Team:Freiburg Software/User/Robots/Alignment



This page describes the use of the Alignment Robot. If you would like to know how the algorithm works internally please click here.

With Alignobot you can compare sequences by creating global and local alignments. Alignobot can be found at Before you start an alignment be sure to select 2 sequences in the workspace.

Note: The video tutorials are hosted by an external service, because the file size limitation of the iGEM wiki kept us from uploading it to the wiki.

Global Alignments

Alignobot finds global alignments using the Needleman/Wunsch Algorithm.

In the main menu you can either select the default distance function or specify your own. At this point the robot only supports one value for each substitution. Transition matrices will be available in a later version. Now click "Send" and Alignobot will calculate your alignment and display it:

Note: The display may slightly differ from this picture due to ongoing development.

Local Alignment

The Alignment Robot can also find local alignments using the Smith/Waterman algorithm. As with the global alignment you can either use the default similarity function or specify your own. Again support for transition matrices is still to come. Once you have selected and sent your request, the robot will find the best local alignment of the selected two sequences. There might be more than one of them with the same score. The robot will then display all of them.
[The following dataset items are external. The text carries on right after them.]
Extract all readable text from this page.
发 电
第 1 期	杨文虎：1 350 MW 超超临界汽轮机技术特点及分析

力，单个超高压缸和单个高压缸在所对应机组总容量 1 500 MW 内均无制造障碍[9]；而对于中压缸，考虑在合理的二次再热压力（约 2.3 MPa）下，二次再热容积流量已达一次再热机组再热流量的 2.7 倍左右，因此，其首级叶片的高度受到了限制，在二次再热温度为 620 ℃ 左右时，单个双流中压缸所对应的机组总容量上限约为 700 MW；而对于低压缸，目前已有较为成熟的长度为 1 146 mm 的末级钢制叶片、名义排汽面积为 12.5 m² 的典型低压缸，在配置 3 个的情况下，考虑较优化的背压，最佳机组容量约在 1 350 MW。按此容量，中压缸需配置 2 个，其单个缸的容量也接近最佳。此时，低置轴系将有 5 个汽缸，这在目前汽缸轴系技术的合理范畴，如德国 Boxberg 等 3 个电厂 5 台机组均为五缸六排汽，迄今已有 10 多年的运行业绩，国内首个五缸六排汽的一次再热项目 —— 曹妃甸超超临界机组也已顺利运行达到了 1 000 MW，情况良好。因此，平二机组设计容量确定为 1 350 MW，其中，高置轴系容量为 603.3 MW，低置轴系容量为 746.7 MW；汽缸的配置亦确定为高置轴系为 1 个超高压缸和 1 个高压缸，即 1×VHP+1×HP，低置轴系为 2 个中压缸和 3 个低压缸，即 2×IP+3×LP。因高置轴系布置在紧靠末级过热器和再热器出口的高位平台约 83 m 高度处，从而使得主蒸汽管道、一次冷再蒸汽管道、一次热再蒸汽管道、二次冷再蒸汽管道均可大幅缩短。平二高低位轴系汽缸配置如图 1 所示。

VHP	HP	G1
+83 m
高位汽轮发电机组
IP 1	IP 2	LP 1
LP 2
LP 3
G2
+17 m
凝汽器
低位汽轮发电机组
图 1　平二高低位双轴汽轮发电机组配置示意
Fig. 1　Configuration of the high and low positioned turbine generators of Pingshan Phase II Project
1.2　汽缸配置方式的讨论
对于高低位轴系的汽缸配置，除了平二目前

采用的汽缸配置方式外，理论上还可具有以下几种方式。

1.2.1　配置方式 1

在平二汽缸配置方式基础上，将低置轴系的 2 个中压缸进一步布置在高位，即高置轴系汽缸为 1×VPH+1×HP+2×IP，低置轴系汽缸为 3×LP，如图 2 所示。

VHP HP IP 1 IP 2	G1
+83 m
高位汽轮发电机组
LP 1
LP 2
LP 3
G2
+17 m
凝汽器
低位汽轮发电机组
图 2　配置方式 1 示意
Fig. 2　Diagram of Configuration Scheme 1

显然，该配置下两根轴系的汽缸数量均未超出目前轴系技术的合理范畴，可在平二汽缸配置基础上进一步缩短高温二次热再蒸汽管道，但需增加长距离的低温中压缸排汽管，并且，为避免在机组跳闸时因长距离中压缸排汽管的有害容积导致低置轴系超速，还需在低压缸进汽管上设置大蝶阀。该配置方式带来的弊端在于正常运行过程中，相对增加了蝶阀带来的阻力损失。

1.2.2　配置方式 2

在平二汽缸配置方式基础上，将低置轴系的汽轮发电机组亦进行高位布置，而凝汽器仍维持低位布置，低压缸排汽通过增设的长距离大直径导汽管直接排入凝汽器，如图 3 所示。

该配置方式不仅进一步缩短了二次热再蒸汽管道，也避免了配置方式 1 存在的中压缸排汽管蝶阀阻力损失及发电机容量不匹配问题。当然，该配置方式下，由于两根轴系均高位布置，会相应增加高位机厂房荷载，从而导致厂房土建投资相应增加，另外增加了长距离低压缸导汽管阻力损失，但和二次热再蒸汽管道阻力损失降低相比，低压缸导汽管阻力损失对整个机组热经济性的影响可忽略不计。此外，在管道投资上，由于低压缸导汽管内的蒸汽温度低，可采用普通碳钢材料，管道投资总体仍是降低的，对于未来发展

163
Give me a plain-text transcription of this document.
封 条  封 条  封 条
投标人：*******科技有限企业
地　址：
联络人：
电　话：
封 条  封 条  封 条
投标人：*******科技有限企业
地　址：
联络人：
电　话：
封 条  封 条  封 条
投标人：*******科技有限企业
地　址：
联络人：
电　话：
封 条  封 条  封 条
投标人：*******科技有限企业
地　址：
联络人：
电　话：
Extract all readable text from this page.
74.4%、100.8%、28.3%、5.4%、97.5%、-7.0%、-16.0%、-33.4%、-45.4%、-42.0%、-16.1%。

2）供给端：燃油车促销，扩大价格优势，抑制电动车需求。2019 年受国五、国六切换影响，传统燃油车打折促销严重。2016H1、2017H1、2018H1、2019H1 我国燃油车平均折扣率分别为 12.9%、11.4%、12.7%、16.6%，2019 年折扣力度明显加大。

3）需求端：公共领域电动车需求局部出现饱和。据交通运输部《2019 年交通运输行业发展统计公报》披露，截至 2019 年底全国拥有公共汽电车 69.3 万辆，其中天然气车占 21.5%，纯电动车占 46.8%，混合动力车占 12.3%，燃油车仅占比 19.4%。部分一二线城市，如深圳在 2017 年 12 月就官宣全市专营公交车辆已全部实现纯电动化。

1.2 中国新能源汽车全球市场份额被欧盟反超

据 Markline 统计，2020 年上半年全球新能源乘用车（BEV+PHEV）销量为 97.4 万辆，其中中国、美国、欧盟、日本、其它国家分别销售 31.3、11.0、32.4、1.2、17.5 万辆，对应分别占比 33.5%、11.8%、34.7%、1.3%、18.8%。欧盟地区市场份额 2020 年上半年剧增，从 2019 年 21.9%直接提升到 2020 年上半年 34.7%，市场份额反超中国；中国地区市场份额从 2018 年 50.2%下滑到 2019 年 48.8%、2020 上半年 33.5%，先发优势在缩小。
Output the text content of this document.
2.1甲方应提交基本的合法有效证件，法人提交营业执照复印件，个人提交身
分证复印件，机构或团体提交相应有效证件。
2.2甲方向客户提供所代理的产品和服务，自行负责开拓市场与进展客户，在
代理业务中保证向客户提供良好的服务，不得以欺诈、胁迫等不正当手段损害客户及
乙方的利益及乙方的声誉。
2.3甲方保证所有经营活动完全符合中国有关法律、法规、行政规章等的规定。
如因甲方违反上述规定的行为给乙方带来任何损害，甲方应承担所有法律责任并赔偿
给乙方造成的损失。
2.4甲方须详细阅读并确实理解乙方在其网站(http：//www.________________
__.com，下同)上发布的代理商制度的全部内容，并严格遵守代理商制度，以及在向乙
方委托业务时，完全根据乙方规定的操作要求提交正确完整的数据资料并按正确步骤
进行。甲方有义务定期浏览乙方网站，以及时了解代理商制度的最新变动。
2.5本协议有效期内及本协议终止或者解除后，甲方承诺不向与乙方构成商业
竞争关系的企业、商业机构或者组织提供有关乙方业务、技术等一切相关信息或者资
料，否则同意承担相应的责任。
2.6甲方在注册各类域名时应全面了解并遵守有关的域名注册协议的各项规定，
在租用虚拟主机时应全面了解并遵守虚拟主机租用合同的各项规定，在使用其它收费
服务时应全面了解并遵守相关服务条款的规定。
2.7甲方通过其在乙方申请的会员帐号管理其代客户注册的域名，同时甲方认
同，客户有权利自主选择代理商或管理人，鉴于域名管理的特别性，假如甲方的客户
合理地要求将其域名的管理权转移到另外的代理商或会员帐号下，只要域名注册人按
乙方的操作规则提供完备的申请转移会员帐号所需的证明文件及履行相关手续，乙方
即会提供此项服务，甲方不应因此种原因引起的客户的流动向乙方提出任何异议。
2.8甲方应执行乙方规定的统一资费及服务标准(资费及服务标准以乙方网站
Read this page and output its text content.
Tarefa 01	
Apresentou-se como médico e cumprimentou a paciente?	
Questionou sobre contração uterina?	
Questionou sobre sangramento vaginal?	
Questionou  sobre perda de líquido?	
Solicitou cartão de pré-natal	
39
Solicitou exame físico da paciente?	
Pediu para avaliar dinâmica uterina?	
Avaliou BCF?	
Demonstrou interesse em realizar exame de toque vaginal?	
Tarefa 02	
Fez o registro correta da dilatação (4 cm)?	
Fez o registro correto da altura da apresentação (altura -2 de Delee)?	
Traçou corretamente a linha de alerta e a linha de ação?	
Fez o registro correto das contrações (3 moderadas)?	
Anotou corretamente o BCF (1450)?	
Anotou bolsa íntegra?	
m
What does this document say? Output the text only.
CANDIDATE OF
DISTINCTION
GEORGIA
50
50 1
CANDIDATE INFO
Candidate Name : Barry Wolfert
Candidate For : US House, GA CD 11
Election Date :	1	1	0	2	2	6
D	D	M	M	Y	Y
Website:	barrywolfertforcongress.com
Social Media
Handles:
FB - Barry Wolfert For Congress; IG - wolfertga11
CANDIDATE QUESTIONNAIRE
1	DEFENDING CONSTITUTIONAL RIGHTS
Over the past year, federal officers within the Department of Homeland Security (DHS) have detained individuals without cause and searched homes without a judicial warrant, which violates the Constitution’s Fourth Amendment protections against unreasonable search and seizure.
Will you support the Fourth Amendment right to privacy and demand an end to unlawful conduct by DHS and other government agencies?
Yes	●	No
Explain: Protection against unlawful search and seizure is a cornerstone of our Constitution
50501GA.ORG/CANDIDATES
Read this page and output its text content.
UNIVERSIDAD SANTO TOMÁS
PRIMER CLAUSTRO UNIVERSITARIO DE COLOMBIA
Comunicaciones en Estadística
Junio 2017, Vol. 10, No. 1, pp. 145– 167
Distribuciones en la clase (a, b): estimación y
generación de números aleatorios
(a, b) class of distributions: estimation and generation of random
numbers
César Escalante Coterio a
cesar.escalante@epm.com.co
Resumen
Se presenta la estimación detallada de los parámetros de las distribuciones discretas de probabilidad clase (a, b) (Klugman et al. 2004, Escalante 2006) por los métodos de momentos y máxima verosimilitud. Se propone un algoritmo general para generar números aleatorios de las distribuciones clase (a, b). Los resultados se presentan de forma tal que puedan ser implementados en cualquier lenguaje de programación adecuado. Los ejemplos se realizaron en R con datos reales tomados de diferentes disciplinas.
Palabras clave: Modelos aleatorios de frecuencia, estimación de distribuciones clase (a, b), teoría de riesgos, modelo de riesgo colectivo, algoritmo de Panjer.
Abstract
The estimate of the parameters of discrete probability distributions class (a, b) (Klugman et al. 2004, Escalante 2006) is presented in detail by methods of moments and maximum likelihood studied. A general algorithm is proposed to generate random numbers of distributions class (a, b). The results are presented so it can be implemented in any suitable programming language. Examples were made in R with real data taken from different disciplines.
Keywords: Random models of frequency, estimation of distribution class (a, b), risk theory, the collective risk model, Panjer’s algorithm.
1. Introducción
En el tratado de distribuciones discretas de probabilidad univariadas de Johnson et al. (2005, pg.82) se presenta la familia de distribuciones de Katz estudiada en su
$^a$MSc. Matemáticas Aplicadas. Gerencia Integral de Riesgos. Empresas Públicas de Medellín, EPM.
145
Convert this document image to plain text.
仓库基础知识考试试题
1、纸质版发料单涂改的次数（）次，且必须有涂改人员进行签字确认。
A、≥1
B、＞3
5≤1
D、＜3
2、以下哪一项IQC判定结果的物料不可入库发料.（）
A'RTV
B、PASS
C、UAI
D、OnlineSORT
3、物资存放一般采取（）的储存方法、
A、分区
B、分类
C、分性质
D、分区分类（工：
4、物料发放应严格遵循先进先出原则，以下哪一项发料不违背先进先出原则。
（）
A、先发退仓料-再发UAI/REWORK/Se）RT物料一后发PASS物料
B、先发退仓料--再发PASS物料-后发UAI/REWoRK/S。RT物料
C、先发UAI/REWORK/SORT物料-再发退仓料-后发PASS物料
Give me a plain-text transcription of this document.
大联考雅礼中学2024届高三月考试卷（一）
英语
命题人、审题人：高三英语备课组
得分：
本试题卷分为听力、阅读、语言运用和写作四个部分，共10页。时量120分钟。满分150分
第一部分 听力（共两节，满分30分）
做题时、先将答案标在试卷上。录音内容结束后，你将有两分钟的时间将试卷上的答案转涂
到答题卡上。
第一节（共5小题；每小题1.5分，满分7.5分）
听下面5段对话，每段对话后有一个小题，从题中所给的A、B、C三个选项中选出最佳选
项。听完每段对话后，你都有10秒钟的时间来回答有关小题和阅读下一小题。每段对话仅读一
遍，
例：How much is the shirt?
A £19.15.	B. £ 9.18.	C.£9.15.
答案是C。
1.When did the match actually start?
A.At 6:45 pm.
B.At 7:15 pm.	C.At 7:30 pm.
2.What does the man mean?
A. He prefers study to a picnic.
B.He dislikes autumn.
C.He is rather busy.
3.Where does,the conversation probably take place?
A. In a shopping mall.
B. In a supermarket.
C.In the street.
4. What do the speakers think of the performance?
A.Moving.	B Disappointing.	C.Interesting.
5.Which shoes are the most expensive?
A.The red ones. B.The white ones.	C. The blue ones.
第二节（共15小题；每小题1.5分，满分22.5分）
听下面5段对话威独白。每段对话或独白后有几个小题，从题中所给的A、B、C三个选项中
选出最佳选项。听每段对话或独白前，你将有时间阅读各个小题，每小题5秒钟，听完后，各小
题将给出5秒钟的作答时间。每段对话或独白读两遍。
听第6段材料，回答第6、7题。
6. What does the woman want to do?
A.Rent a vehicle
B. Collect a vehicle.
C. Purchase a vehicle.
Brief Overview of Algorithm

Alingnobot uses implementations of the Needleman/Wunsch algorithm to find global alignments and the Smith/Waterman algorithm to find local alignments. You can find the definitions on Wikipedia: Needleman/Wunsch and Smith/Waterman
Once the User clicks send the robot first loads the sequences from the workspace and checks that there are two of them. Then it evaluates the input form and the user specified cost/similarity functions if selected. If there are non-numeric characters it switches back to the default functions.
After these preparations are done the actual alignment calculation starts. The distance/similarity matrices get initialized and then filled following the algorithms.
Now the optimal score is found the robot will calculate the actual alignment using back tracing. In local alignment the robot will display all alignments with the optimal score.
Finally the robot uses the SynBioWave SequenceView function to display the output.